Muller made 607 competitive appearances for Bayern. He was the league’s top-scorer on seven occasions. He was as important to Bayern’s ascent to becoming Germany’s powerhouse as former teammates Franz Beckenbauer and Uli Hoeneß.
Muller’s record of 40 goals scored in the 1971-72 Bundesliga season was only beaten last season, when current Bayern forward Robert Lewandowski scored his 41st in the last minute of the last game.
Muller also helped West Germany win the European Championship in 1972, then the World Cup two years later, when he scored the winning goal in the final against the Netherlands.

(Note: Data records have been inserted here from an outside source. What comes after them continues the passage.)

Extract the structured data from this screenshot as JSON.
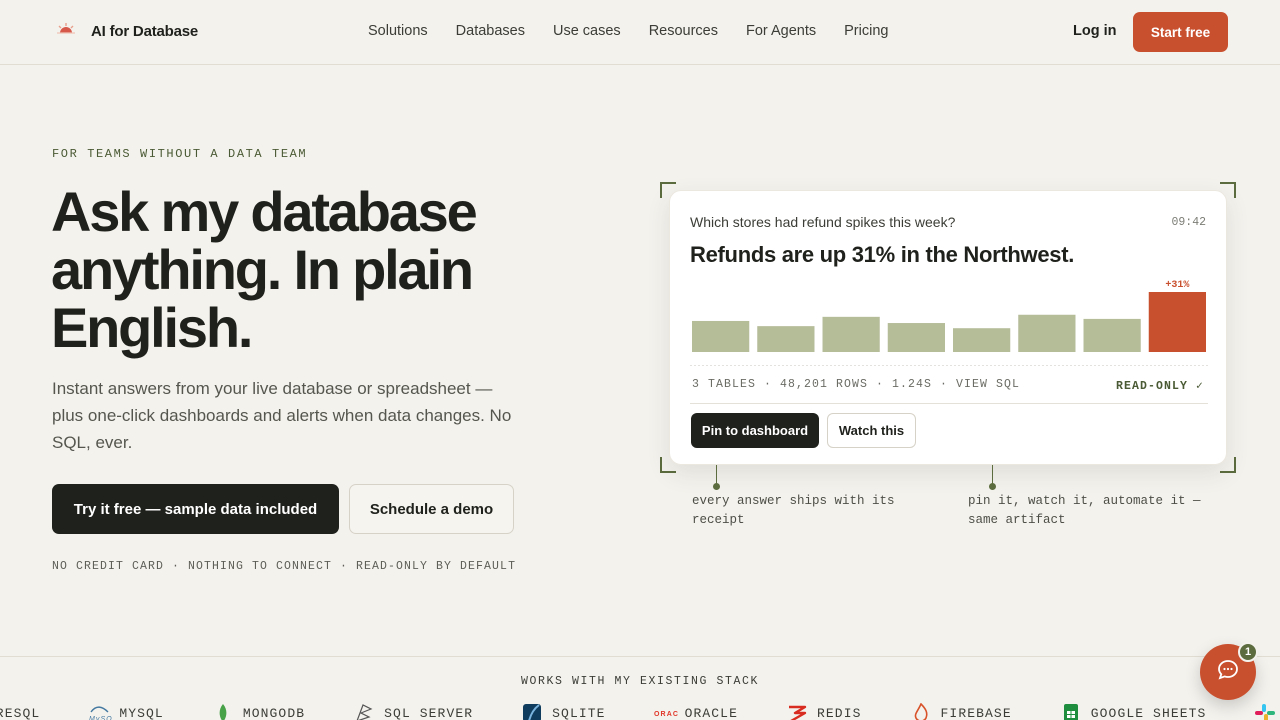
{
  "brand": {
    "name": "AI for Database",
    "icon": "sun-icon"
  },
  "nav": {
    "items": [
      "Solutions",
      "Databases",
      "Use cases",
      "Resources",
      "For Agents",
      "Pricing"
    ],
    "login": "Log in",
    "cta": "Start free"
  },
  "hero": {
    "eyebrow": "FOR TEAMS WITHOUT A DATA TEAM",
    "headline_lines": [
      "Ask my database",
      "anything. In plain",
      "English."
    ],
    "subtitle": "Instant answers from your live database or spreadsheet — plus one-click dashboards and alerts when data changes. No SQL, ever.",
    "primary_cta": "Try it free — sample data included",
    "secondary_cta": "Schedule a demo",
    "fineprint": "NO CREDIT CARD · NOTHING TO CONNECT · READ-ONLY BY DEFAULT"
  },
  "card": {
    "question": "Which stores had refund spikes this week?",
    "time": "09:42",
    "answer": "Refunds are up 31% in the Northwest.",
    "metrics": "3 TABLES · 48,201 ROWS · 1.24S · VIEW SQL",
    "readonly": "READ-ONLY ✓",
    "pin_button": "Pin to dashboard",
    "watch_button": "Watch this"
  },
  "chart_data": {
    "type": "bar",
    "values": [
      30,
      25,
      34,
      28,
      23,
      36,
      32,
      58
    ],
    "highlight_index": 7,
    "highlight_label": "+31%",
    "colors": {
      "bar": "#b5bc98",
      "highlight": "#c9502f"
    }
  },
  "annotations": {
    "left": "every answer ships with its receipt",
    "right": "pin it, watch it, automate it — same artifact"
  },
  "stack": {
    "title": "WORKS WITH MY EXISTING STACK",
    "items": [
      {
        "name": "TGRESQL",
        "icon": ""
      },
      {
        "name": "MYSQL",
        "icon": "mysql-icon"
      },
      {
        "name": "MONGODB",
        "icon": "mongodb-icon"
      },
      {
        "name": "SQL SERVER",
        "icon": "sql-server-icon"
      },
      {
        "name": "SQLITE",
        "icon": "sqlite-icon"
      },
      {
        "name": "ORACLE",
        "icon": "oracle-icon"
      },
      {
        "name": "REDIS",
        "icon": "redis-icon"
      },
      {
        "name": "FIREBASE",
        "icon": "firebase-icon"
      },
      {
        "name": "GOOGLE SHEETS",
        "icon": "google-sheets-icon"
      },
      {
        "name": "",
        "icon": "slack-icon"
      }
    ]
  },
  "chat": {
    "badge": "1",
    "icon": "chat-icon"
  },
  "colors": {
    "accent": "#c9502f",
    "olive": "#5c6c3e",
    "ink": "#1f211c",
    "background": "#f4f2ed"
  }
}
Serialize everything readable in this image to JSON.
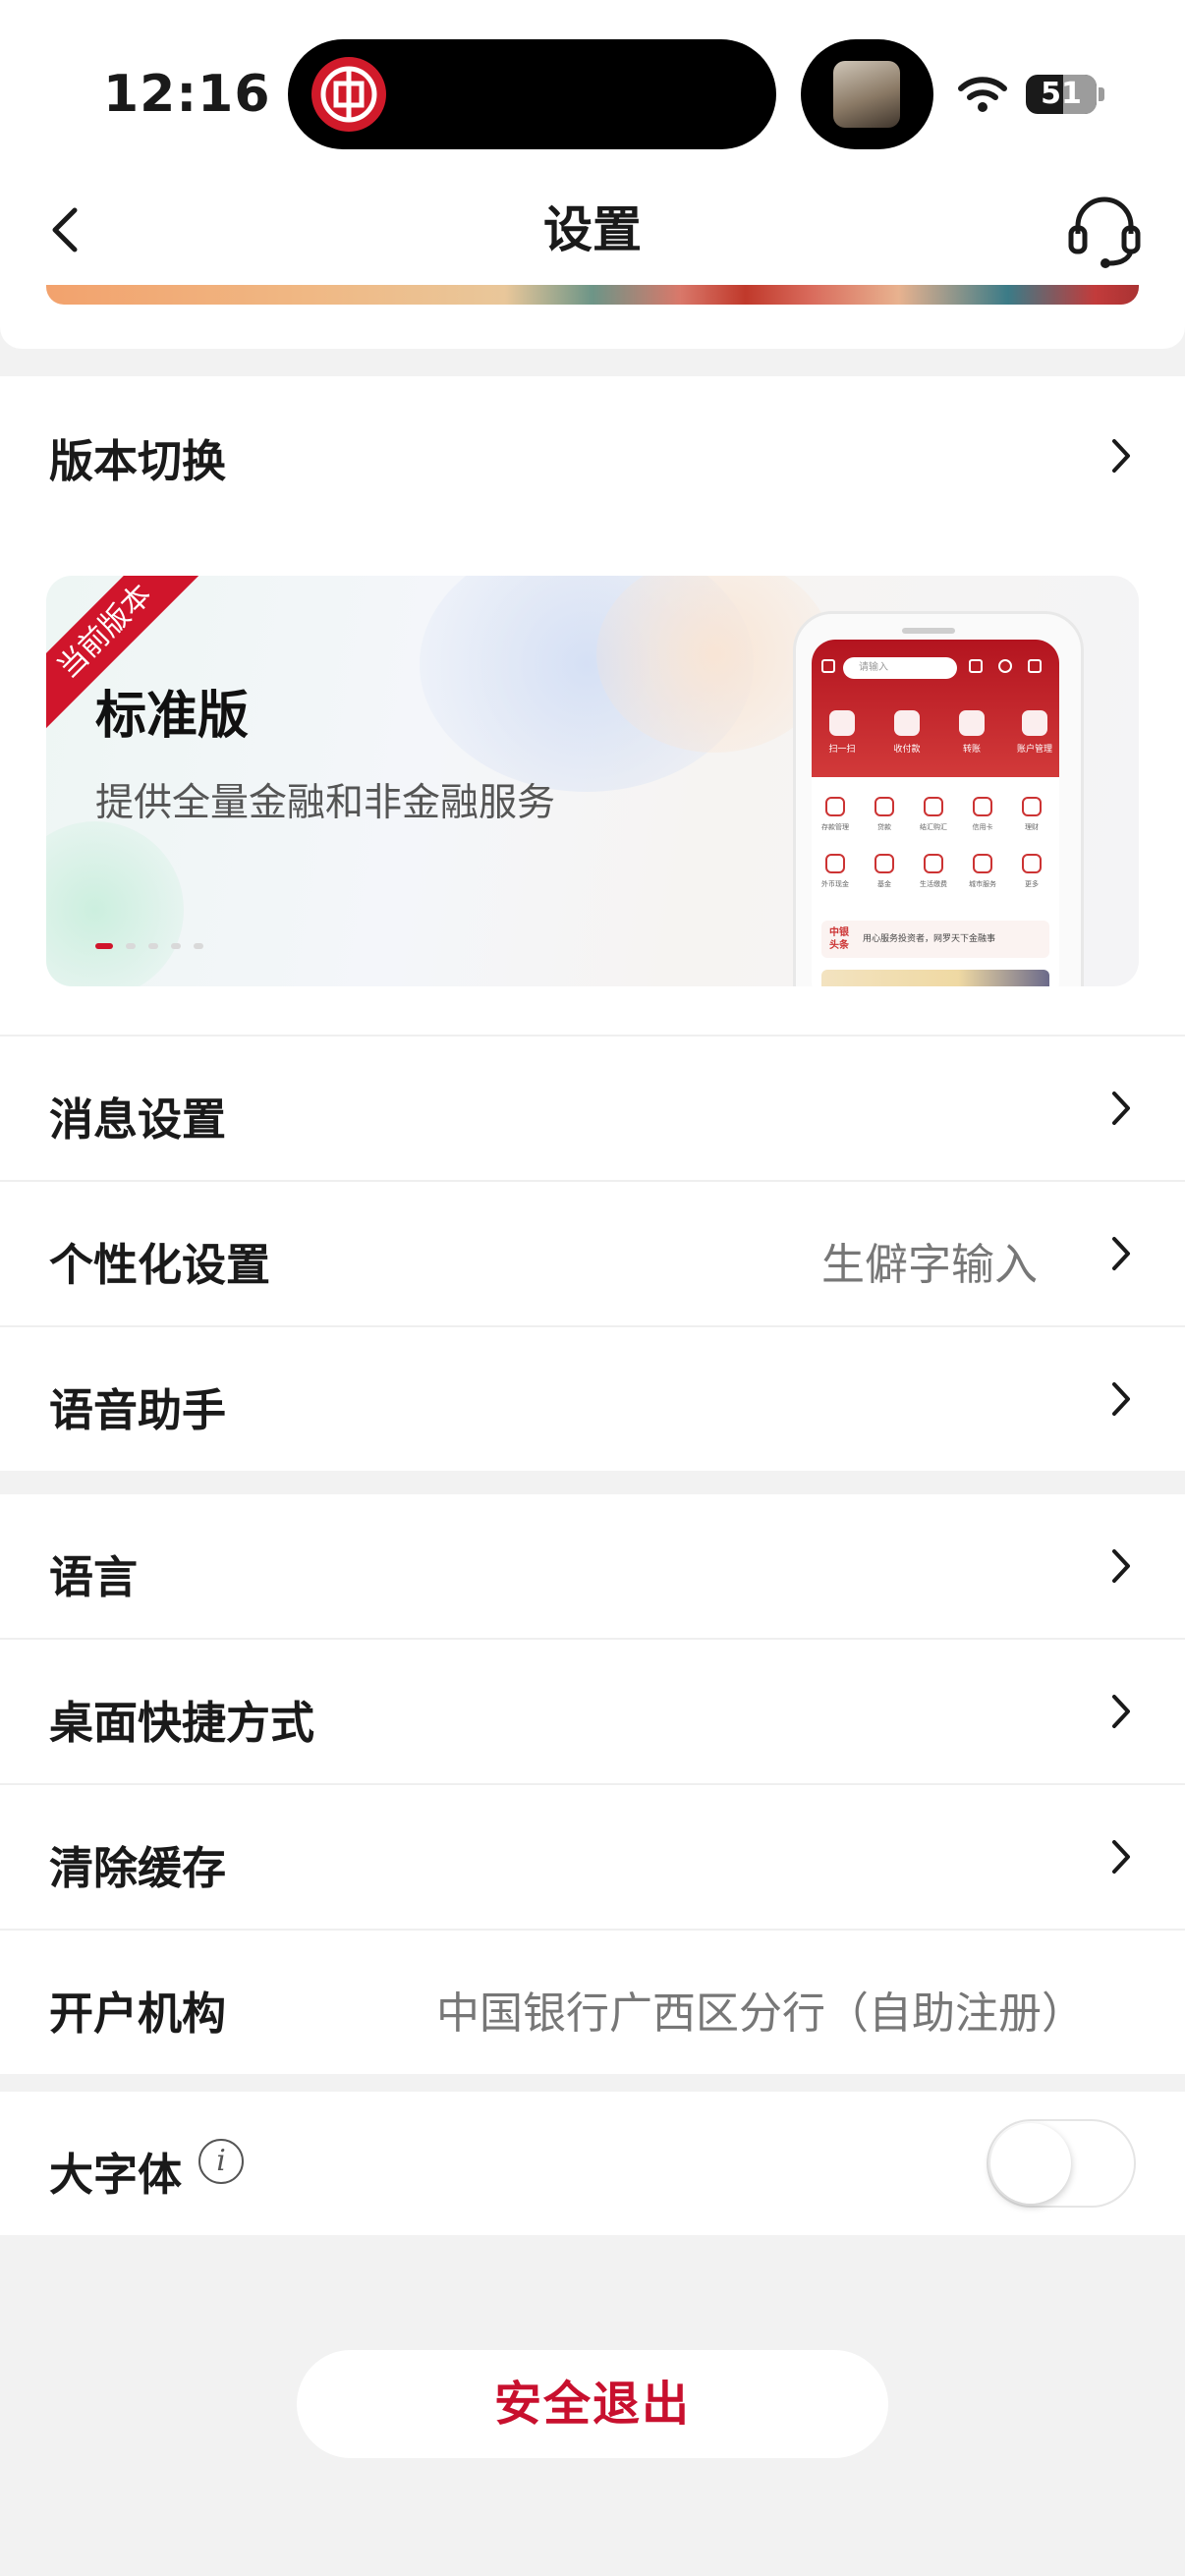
{
  "status_bar": {
    "time": "12:16",
    "battery": "51"
  },
  "nav": {
    "title": "设置"
  },
  "version_switch": {
    "label": "版本切换",
    "current_badge": "当前版本",
    "edition_title": "标准版",
    "edition_desc": "提供全量金融和非金融服务",
    "carousel_pages": 5,
    "carousel_active": 1
  },
  "mockup": {
    "search_placeholder": "请输入",
    "quick_actions": [
      "扫一扫",
      "收付款",
      "转账",
      "账户管理"
    ],
    "grid": [
      "存款管理",
      "贷款",
      "结汇购汇",
      "信用卡",
      "理财",
      "外币现金",
      "基金",
      "生活缴费",
      "城市服务",
      "更多"
    ],
    "news_tag": "中银头条",
    "news_text": "用心服务投资者，网罗天下金融事"
  },
  "menu_group_1": [
    {
      "label": "消息设置",
      "value": ""
    },
    {
      "label": "个性化设置",
      "value": "生僻字输入"
    },
    {
      "label": "语音助手",
      "value": ""
    }
  ],
  "menu_group_2": [
    {
      "label": "语言",
      "value": ""
    },
    {
      "label": "桌面快捷方式",
      "value": ""
    },
    {
      "label": "清除缓存",
      "value": ""
    },
    {
      "label": "开户机构",
      "value": "中国银行广西区分行（自助注册）"
    }
  ],
  "large_font": {
    "label": "大字体",
    "info_icon": "i",
    "enabled": false
  },
  "logout": {
    "label": "安全退出"
  },
  "colors": {
    "accent": "#c8102e",
    "background": "#f2f2f2"
  }
}
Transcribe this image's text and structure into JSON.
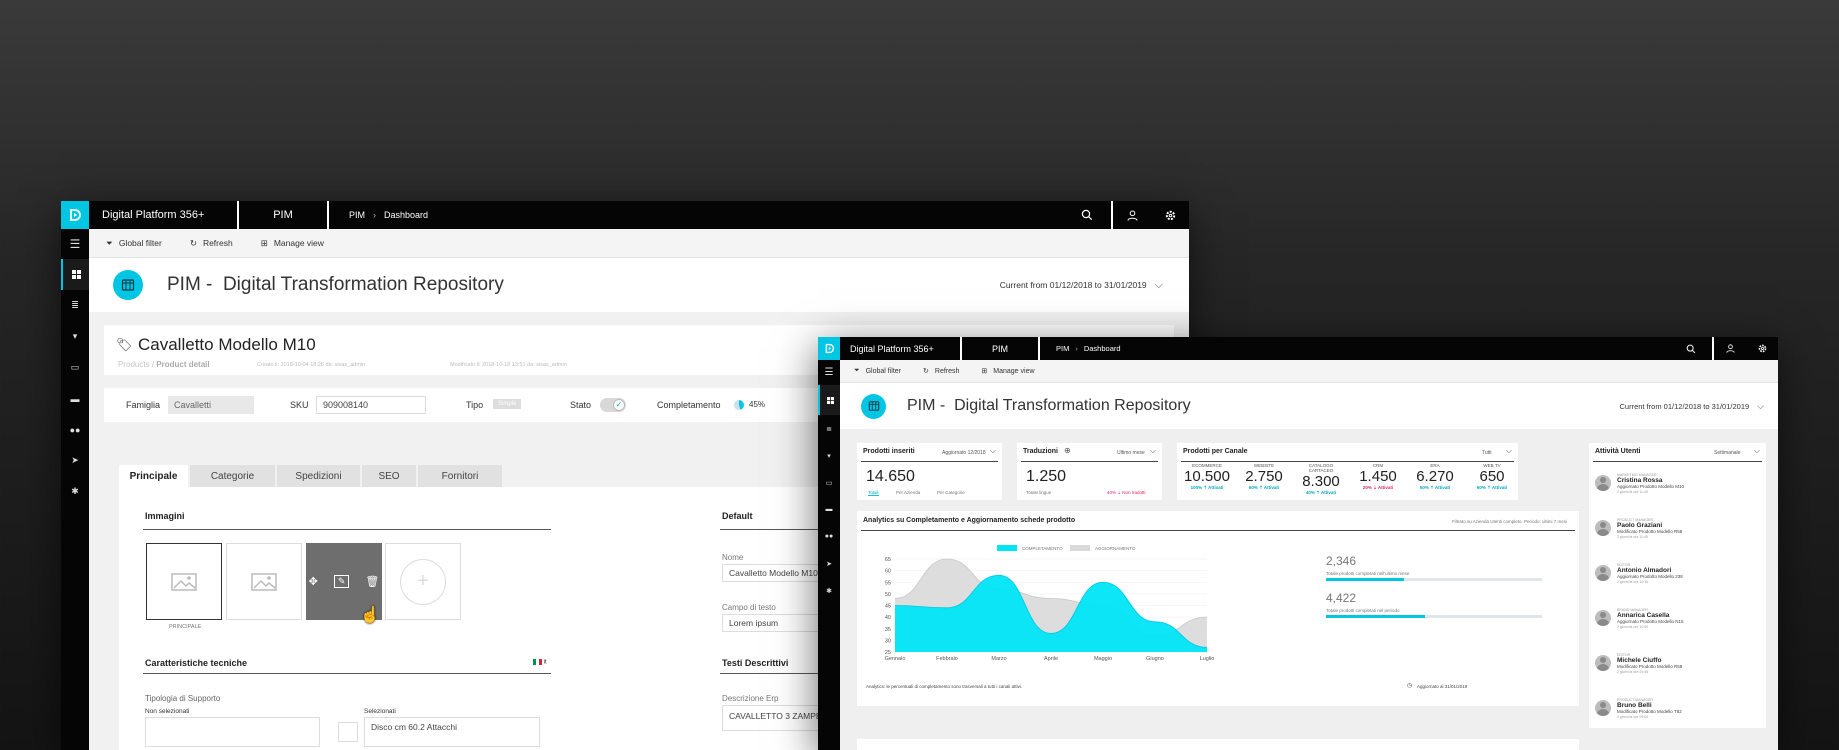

Altogether he scored 68 goals in 62 appearances for West Germany. It was a national record only surpassed in 2014 by Miroslav Klose, who needed 129 appearances to match him.
Muller became a youth coach at Bayern after his playing days, working with players such as Philipp Lahm, Bastian Schweinsteiger and Thomas Muller.
“His achievements are unrivaled to this day and will forever be a part of the great history of FC Bayern and all of German football,” Bayern chairman Oliver Kahn added in the club statement. “As a player and a person, Gerd Muller stands for FC Bayern and its development into one of the biggest clubs in the world like no other. Gerd will forever be in our hearts.”